Oy gizli, haber kutsal, yorum hürdür.
Dünkü yazımızı, Batı’nın, “Refah toplumu”na sadece ülke kaynakları ve ülke içindeki emek
gücüyle ulaşmadığını; başka ülkelerin
kaynak ve işgücünü de sömürüp, birikimi kendi ülkelerine taşıyarak bu noktaya
gelebildiklerini söyleyerek bitirmiştik.
Siyasî ve iktisadî bakımdan Batı’yı örnek alan
Türkiye için, başka bir ülkeyi sömürmek bir yana, kendi kaynaklarını
sömürülmekten kurtarabilmek bile çetin bir mesele… Dolayısıyla, Türkiye’nin
Batıyı takip ederek zenginleşmesi, “refah
toplumu”na ulaşması hayal!
Bununla
birlikte; Türkiye’de bir “Kapital” düzeni var.
Kapitalizm trenine binmişiz ve bir istikamete doğru
gidiyoruz.
Gittiğimiz istikametin “refah toplumu” olduğunu sanırken nerelere geldik?
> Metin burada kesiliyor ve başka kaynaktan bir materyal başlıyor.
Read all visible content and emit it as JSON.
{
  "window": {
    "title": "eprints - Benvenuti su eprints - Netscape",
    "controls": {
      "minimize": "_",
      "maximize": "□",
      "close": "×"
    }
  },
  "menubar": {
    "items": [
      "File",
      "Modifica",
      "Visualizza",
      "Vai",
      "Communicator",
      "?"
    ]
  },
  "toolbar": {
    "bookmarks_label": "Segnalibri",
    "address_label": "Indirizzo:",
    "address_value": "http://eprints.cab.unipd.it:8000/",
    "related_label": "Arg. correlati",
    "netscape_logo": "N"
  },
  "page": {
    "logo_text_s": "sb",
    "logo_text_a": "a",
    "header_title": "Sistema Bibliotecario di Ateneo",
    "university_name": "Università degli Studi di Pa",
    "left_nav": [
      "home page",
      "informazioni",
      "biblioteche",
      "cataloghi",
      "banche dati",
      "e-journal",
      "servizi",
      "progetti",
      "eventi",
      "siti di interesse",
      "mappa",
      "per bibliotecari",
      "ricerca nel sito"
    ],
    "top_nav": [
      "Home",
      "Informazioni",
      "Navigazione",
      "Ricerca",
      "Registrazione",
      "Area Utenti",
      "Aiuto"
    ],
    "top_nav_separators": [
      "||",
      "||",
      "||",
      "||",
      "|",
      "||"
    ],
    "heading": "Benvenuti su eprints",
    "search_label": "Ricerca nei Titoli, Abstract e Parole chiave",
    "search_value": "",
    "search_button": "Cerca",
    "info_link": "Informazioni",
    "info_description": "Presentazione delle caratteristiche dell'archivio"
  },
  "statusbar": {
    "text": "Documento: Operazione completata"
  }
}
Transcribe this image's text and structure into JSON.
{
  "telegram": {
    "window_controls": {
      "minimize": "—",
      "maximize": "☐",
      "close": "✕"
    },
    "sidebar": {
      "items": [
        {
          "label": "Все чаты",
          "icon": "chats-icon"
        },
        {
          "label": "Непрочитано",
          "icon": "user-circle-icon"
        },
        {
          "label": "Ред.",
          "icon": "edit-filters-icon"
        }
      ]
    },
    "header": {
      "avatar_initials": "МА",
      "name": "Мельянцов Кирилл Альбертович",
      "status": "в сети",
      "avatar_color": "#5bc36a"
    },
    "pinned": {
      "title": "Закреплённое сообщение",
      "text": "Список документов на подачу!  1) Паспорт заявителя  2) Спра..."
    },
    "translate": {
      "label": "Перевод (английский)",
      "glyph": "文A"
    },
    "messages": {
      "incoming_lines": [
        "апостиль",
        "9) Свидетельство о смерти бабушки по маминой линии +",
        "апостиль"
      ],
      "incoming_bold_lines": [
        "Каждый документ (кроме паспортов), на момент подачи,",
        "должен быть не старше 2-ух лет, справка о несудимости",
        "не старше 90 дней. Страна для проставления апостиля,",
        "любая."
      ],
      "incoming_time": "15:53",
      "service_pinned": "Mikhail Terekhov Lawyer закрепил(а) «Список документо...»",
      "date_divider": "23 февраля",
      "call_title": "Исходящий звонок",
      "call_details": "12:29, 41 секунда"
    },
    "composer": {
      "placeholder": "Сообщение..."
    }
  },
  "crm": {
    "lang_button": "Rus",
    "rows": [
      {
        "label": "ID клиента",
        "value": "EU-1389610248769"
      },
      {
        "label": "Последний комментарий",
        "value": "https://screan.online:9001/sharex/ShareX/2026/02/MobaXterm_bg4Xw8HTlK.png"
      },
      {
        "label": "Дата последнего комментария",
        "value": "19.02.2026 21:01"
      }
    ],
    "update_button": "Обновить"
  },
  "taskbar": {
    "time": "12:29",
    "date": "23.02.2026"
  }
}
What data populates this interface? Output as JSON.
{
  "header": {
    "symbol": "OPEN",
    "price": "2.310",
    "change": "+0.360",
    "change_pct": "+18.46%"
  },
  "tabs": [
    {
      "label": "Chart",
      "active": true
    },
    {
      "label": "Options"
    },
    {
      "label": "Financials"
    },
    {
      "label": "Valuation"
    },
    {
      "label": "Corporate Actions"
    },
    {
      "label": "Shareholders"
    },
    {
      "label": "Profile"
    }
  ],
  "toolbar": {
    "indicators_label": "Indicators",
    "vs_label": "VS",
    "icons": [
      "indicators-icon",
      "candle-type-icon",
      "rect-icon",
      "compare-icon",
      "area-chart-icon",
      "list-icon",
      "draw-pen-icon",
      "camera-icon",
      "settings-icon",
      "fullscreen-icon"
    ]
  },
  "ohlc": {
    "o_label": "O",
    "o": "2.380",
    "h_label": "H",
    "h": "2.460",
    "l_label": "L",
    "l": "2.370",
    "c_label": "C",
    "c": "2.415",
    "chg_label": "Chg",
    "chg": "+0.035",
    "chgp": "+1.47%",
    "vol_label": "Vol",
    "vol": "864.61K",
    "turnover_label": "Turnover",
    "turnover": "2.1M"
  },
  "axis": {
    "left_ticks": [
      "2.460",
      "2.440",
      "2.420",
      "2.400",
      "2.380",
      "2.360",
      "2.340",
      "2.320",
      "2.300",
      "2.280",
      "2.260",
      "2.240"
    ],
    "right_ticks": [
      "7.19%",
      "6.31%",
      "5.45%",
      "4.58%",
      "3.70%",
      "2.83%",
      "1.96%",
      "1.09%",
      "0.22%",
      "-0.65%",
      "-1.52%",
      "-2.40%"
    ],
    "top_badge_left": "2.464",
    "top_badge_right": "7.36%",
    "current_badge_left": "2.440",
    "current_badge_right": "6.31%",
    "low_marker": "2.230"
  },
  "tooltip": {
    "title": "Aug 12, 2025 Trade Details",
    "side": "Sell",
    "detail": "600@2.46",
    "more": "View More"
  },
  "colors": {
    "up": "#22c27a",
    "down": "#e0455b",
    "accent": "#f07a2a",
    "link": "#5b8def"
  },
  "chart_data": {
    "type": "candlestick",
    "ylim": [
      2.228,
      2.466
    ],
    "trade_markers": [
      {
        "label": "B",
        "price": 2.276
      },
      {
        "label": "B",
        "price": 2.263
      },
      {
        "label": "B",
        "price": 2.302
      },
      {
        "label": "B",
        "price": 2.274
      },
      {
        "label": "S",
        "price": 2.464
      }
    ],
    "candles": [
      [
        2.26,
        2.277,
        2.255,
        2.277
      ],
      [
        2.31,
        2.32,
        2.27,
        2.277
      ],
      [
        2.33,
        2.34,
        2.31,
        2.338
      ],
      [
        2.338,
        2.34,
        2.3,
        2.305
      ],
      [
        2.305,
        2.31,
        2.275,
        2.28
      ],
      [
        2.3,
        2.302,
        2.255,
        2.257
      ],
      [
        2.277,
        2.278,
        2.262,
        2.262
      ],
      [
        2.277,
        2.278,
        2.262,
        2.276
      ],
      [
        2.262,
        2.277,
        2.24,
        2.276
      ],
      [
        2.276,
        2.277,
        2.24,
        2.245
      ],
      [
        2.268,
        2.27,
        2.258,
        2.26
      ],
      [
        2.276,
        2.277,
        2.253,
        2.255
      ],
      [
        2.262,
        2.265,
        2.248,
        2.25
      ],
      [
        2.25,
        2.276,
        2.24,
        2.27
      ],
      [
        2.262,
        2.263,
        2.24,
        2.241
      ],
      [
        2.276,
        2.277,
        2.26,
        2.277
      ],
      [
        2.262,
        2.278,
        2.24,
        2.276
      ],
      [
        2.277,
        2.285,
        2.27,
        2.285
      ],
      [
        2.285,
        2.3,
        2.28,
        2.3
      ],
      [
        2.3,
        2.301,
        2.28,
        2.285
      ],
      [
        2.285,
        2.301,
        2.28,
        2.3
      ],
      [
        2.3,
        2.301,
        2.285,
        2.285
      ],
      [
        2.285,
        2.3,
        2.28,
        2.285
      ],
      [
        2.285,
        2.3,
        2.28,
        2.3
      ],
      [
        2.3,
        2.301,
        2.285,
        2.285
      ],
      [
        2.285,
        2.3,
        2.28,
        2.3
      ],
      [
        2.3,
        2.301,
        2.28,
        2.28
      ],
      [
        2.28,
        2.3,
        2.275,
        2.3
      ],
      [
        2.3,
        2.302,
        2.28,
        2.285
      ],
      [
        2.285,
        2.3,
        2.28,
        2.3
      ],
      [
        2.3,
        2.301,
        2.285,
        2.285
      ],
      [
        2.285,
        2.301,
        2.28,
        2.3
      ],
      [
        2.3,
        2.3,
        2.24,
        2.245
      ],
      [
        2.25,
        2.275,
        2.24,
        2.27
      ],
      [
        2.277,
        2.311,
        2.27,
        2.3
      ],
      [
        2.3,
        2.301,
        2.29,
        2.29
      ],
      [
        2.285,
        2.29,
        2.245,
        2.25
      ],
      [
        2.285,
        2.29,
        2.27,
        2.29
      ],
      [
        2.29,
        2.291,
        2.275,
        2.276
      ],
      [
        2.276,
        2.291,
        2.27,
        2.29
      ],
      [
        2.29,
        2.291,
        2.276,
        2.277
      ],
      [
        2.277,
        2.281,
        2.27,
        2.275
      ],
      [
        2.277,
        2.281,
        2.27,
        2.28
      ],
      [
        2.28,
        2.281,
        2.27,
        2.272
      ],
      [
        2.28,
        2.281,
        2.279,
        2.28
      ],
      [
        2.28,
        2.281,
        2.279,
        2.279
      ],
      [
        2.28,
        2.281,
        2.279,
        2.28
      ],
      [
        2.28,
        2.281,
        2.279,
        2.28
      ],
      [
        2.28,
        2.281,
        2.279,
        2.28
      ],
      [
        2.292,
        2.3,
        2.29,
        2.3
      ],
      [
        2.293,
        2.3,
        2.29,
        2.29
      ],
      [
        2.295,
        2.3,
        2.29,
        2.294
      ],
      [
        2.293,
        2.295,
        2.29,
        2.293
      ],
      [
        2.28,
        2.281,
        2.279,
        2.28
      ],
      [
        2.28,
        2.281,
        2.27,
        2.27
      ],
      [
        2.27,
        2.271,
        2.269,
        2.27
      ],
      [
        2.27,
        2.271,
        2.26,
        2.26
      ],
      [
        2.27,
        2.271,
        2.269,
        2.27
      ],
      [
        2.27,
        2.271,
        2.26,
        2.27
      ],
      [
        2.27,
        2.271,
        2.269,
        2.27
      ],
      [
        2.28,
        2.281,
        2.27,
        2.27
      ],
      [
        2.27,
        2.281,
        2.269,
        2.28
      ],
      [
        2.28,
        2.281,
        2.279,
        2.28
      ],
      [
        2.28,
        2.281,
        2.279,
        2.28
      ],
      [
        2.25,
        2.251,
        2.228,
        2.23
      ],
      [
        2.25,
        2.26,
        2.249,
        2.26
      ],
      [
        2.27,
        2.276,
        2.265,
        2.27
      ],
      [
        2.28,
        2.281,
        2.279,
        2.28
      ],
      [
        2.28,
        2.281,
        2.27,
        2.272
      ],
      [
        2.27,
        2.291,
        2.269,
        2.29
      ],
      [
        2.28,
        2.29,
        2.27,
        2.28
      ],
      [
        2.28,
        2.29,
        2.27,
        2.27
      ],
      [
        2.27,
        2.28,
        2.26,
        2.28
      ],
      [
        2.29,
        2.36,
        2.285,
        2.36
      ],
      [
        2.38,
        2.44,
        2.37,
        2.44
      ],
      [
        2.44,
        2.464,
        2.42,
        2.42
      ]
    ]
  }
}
Toplumca şaşkınlık içindeyiz. Çünkü
zenginleşeceğimizi, düze çıkacağımızı umarken, ekonomik sistem tarafından
cendere gibi sıkılıyoruz. Eziliyoruz.
Memleket dâhilinde “kapital düzeni” hükmünü
yürütüyor. Hem de ne “yürütme?” Sık
sık dile getirilen tabirle “vahşi”ce! İsterseniz, son zamanlarda çokça
konuşulan “vahşi kapitalizm”
kavramını da “anaparanın vahşeti”
diye Türkçeleştirelim ve Türkiye’deki icraatları nasıl, ona bakalım!
Anapara, saltanatını ve gücünü artırmak ve hükmünü
sonsuza kadar sürdürmek için sürekli büyümek zorundadır. Yerinde sayarsa
küçülür, küçülürse de biter. Onun için meselâ; köylerdeki evlere kadar herkesin
kullandığı sabit telefonlardan konuşsanız da konuşmasanız da “sabit” bir ücret alınır… Onun için,
banka hesaplarınıza, o hesabı kullansanız da kullanmasanız da “işletim ücreti” tahakkuk ettirilir.
Daha bunun gibi akla gelmeyen acayip ücretler hayatımıza girer. Anapara
sahibiyle vatandaş arasında bir ihtilaf çıkması durumunda, vatandaş daima
haksızdır.
Kapitalist ekonomik düzenin temelinde “tam rekabet” olduğu söylenir fakat bu
tamamen göstermeliktir. Bunun en güzel örneğini, banka faiz oranlarında,
akaryakıt şirketlerinin fiyatlarında ve cep telefonu şirketlerinin kontör
ücretlerinde görebilirsiniz… Neredeyse aralarında hiçbir fark, dolayısıyla hiçbir rekabet yoktur.
Yine, kapitalist
ekonomide tüketicilerin tam bilgilendirilmesi esası vardır. Bu da asla
gerçekleşmez. Anaparanın birikimi için her türlü cazip reklâm mubahtır ama
bilgilendirme nadirdir! Bundan 15–20 sene evvel, 900’lü hatlar piyasaya
sürüldü. Vatandaş bu hatları aramaya özendirildi fakat görüşmelerin kaça mâl
olacağı bildirilmedi. Bu bilgisizlik sonucunda binlerce ev-ocak söndü. O
hatları kullananlar evlerini, tarlalarını, arsalarını satarak borçlarını
ödeyebildiler.
Şimdi gündemde kredi kartı borçları var. Sadece kredi
kartı borçları mı? GSM hatlarında,
internet sağlayıcı ADSL hatlarında her şey normal mi? Tüketici tam olarak
bilgilendiriliyor mu? Hiç sanmıyoruz. Anapara, vahşetini buralarda ve daha pek
çok alanda sürdürüyor. Milyonlarca kişinin canı yanmadan hadiseler gündeme
gelmiyor.
Anaparanın vahşetini kim önleyecek? Bu sorunun
cevabını yarınki yazıda vermeye çalışacağız.